Loi Travail : les députés rejettent la motion de censure contre le gouvernement

Manuel Valls et Myriam El Khomri, le 12 mai 2016, à l\'Assemblée nationale, à Paris.
Manuel Valls et Myriam El Khomri, le 12 mai 2016, à l'Assemblée nationale, à Paris. (GEOFFROY VAN DER HASSELT / AFP)

Ce texte avait été déposé par Les Républicains et l'UDI, mardi, après le recours de l'exécutif au 49.3.

Pas de surprise à l'Assemblée nationale. Les députés ont rejetté, jeudi 12 mai, la motion de censure déposée par la droite contre le gouvernement après le recours au 49.3 sur la loi Travail. Seuls 246 élus ont voté en faveur de la motion, un chiffre insuffisant pour atteindre la majorité absolue. En 2015, la motion de censure contre la loi Macron avait échoué en ne cumulant que 234 votes.

Une motion qui n'avait quasi aucune chance d'être votée. Même avec l'apport du Front de gauche (dix députés), le cumul des voix avec Les Républicains, l'UDI et le FN était loin de la majorité absolue de l'Assemblée, actuellement à 288. Seuls les suffrages favorables sont pris en compte pour une motion de censure.

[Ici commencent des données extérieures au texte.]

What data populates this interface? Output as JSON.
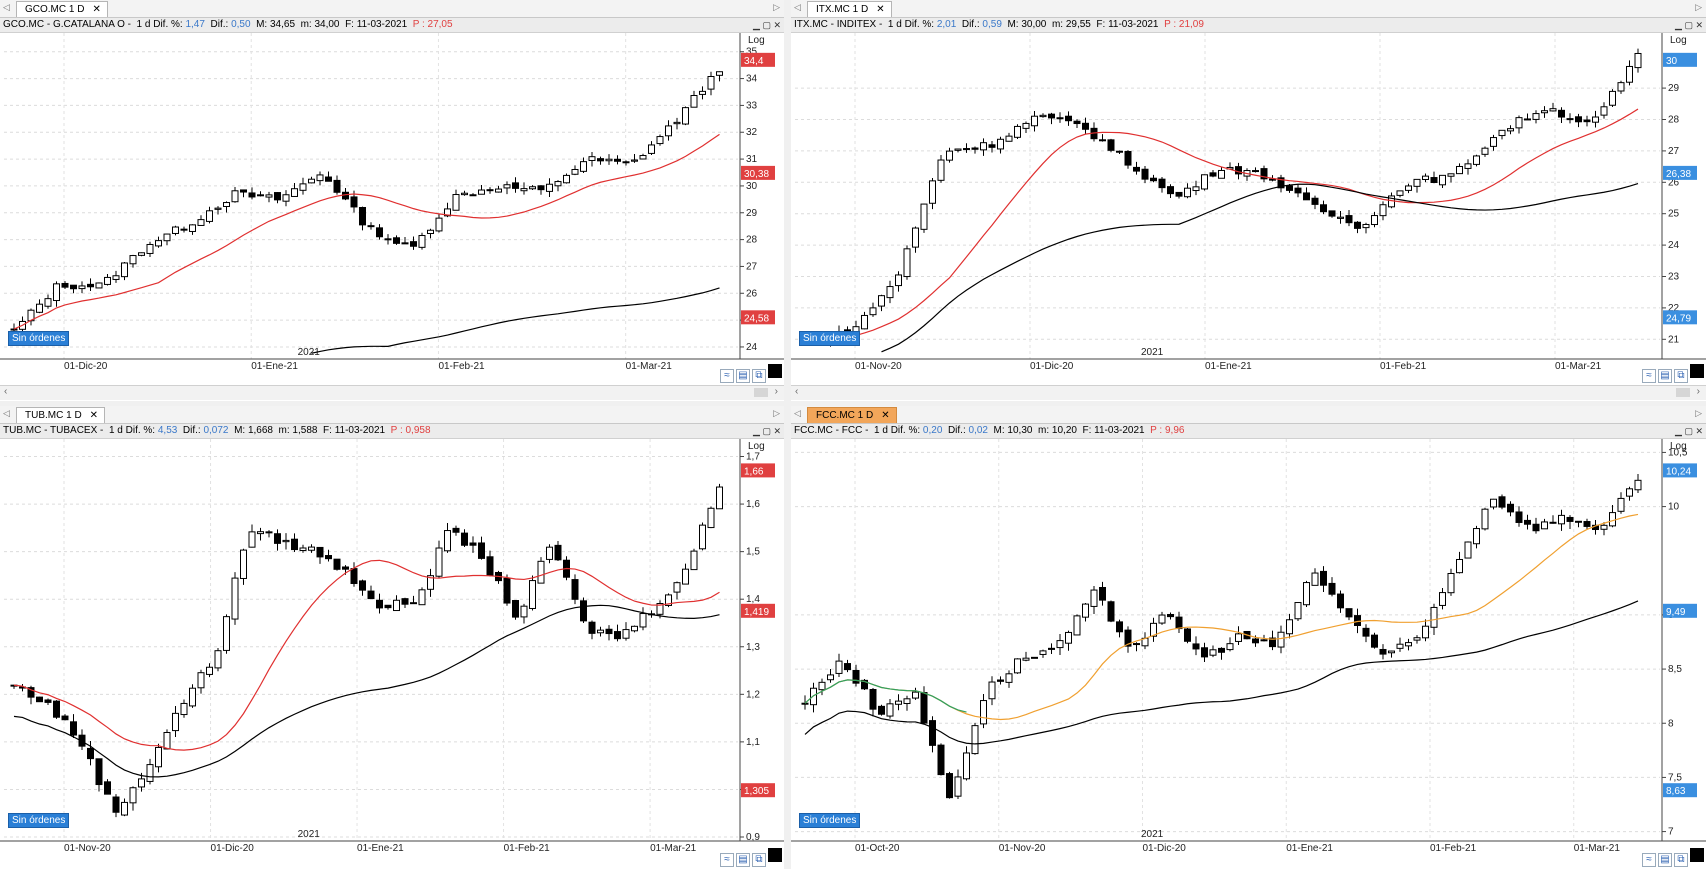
{
  "panels": [
    {
      "id": "gco",
      "tab": "GCO.MC 1 D",
      "active": false,
      "header": {
        "ticker": "GCO.MC - G.CATALANA O -",
        "tf": "1 d",
        "dif_pct_label": "Dif. %:",
        "dif_pct": "1,47",
        "dif_label": "Dif.:",
        "dif": "0,50",
        "max": "M: 34,65",
        "min": "m: 34,00",
        "date": "F: 11-03-2021",
        "p": "P : 27,05"
      },
      "badge": "Sin órdenes",
      "log": "Log",
      "year_label": "2021",
      "chart_data": {
        "type": "candlestick",
        "x_ticks": [
          "01-Dic-20",
          "01-Ene-21",
          "01-Feb-21",
          "01-Mar-21"
        ],
        "y_ticks": [
          "24",
          "25",
          "26",
          "27",
          "28",
          "29",
          "30",
          "31",
          "32",
          "33",
          "34",
          "35"
        ],
        "ylim": [
          23.7,
          35.4
        ],
        "price_labels": [
          {
            "value": "34,4",
            "color": "#e04040"
          },
          {
            "value": "30,38",
            "color": "#e04040"
          },
          {
            "value": "24,58",
            "color": "#e04040"
          }
        ],
        "series": [
          {
            "color": "#e03030",
            "start": 23.3,
            "mid": 28.9,
            "end": 30.38
          },
          {
            "color": "#000000",
            "start": null,
            "mid": null,
            "end": 24.58
          }
        ],
        "trend_path": [
          24.6,
          26.3,
          26.3,
          27.8,
          28.6,
          29.7,
          29.5,
          30.5,
          28.5,
          27.6,
          29.6,
          30.0,
          29.8,
          31.0,
          30.8,
          32.4,
          34.4
        ]
      }
    },
    {
      "id": "itx",
      "tab": "ITX.MC 1 D",
      "active": false,
      "header": {
        "ticker": "ITX.MC - INDITEX -",
        "tf": "1 d",
        "dif_pct_label": "Dif. %:",
        "dif_pct": "2,01",
        "dif_label": "Dif.:",
        "dif": "0,59",
        "max": "M: 30,00",
        "min": "m: 29,55",
        "date": "F: 11-03-2021",
        "p": "P : 21,09"
      },
      "badge": "Sin órdenes",
      "log": "Log",
      "year_label": "2021",
      "chart_data": {
        "type": "candlestick",
        "x_ticks": [
          "01-Nov-20",
          "01-Dic-20",
          "01-Ene-21",
          "01-Feb-21",
          "01-Mar-21"
        ],
        "y_ticks": [
          "21",
          "22",
          "23",
          "24",
          "25",
          "26",
          "27",
          "28",
          "29"
        ],
        "ylim": [
          20.5,
          30.5
        ],
        "price_labels": [
          {
            "value": "30",
            "color": "#3a8fe0"
          },
          {
            "value": "26,38",
            "color": "#3a8fe0"
          },
          {
            "value": "24,79",
            "color": "#3a8fe0"
          }
        ],
        "series": [
          {
            "color": "#e03030"
          },
          {
            "color": "#000000"
          }
        ],
        "trend_path": [
          21.0,
          21.2,
          23.0,
          27.0,
          27.2,
          28.1,
          27.8,
          26.6,
          25.5,
          26.5,
          26.2,
          25.2,
          24.6,
          26.0,
          26.2,
          27.6,
          28.4,
          27.8,
          30.0
        ]
      }
    },
    {
      "id": "tub",
      "tab": "TUB.MC 1 D",
      "active": false,
      "header": {
        "ticker": "TUB.MC - TUBACEX -",
        "tf": "1 d",
        "dif_pct_label": "Dif. %:",
        "dif_pct": "4,53",
        "dif_label": "Dif.:",
        "dif": "0,072",
        "max": "M: 1,668",
        "min": "m: 1,588",
        "date": "F: 11-03-2021",
        "p": "P : 0,958"
      },
      "badge": "Sin órdenes",
      "log": "Log",
      "year_label": "2021",
      "chart_data": {
        "type": "candlestick",
        "x_ticks": [
          "01-Nov-20",
          "01-Dic-20",
          "01-Ene-21",
          "01-Feb-21",
          "01-Mar-21"
        ],
        "y_ticks": [
          "0,9",
          "1",
          "1,1",
          "1,2",
          "1,3",
          "1,4",
          "1,5",
          "1,6",
          "1,7"
        ],
        "ylim": [
          0.9,
          1.72
        ],
        "price_labels": [
          {
            "value": "1,66",
            "color": "#e04040"
          },
          {
            "value": "1,419",
            "color": "#e04040"
          },
          {
            "value": "1,305",
            "color": "#e04040"
          }
        ],
        "series": [
          {
            "color": "#e03030"
          },
          {
            "color": "#000000"
          }
        ],
        "trend_path": [
          1.22,
          1.18,
          1.1,
          0.95,
          1.05,
          1.18,
          1.28,
          1.55,
          1.52,
          1.5,
          1.45,
          1.38,
          1.4,
          1.55,
          1.48,
          1.36,
          1.52,
          1.34,
          1.32,
          1.38,
          1.46,
          1.64
        ]
      }
    },
    {
      "id": "fcc",
      "tab": "FCC.MC 1 D",
      "active": true,
      "header": {
        "ticker": "FCC.MC - FCC -",
        "tf": "1 d",
        "dif_pct_label": "Dif. %:",
        "dif_pct": "0,20",
        "dif_label": "Dif.:",
        "dif": "0,02",
        "max": "M: 10,30",
        "min": "m: 10,20",
        "date": "F: 11-03-2021",
        "p": "P : 9,96"
      },
      "badge": "Sin órdenes",
      "log": "Log",
      "year_label": "2021",
      "chart_data": {
        "type": "candlestick",
        "x_ticks": [
          "01-Oct-20",
          "01-Nov-20",
          "01-Dic-20",
          "01-Ene-21",
          "01-Feb-21",
          "01-Mar-21"
        ],
        "y_ticks": [
          "7",
          "7,5",
          "8",
          "8,5",
          "9",
          "10",
          "10,5"
        ],
        "ylim": [
          6.95,
          10.55
        ],
        "price_labels": [
          {
            "value": "10,24",
            "color": "#3a8fe0"
          },
          {
            "value": "9,49",
            "color": "#3a8fe0"
          },
          {
            "value": "8,63",
            "color": "#3a8fe0"
          }
        ],
        "series": [
          {
            "color": "#f0a030"
          },
          {
            "color": "#000000"
          },
          {
            "color": "#30a060"
          }
        ],
        "trend_path": [
          8.2,
          8.6,
          8.1,
          8.3,
          7.3,
          8.3,
          8.6,
          8.7,
          9.2,
          8.7,
          9.0,
          8.6,
          8.8,
          8.7,
          9.4,
          9.0,
          8.6,
          8.8,
          9.5,
          10.1,
          9.8,
          9.9,
          9.8,
          10.24
        ]
      }
    }
  ]
}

Le projet de loi est adopté. Avec le rejet de la motion, le projet de loi est, de fait, considéré comme adopté en première lecture. Il poursuivra son parcours législatif au Sénat. Si la motion de censure avait été votée, elle aurait entraîné la chute du gouvernement.

Nouvelles manifestations et lycées bloqués. La mobilisation à l'appel des syndicats opposés à la loi a démarré dans la matinée avec une poignée de lycées fermés et des blocages signalés à Paris, Rennes et Nantes. La CGT, FO, FSU, Solidaires, l'Unef, l'UNL et Fidl ont appelé à manifester partout en France. A Paris, le cortège est parti à 14 heures de la place Denfert-Rochereau.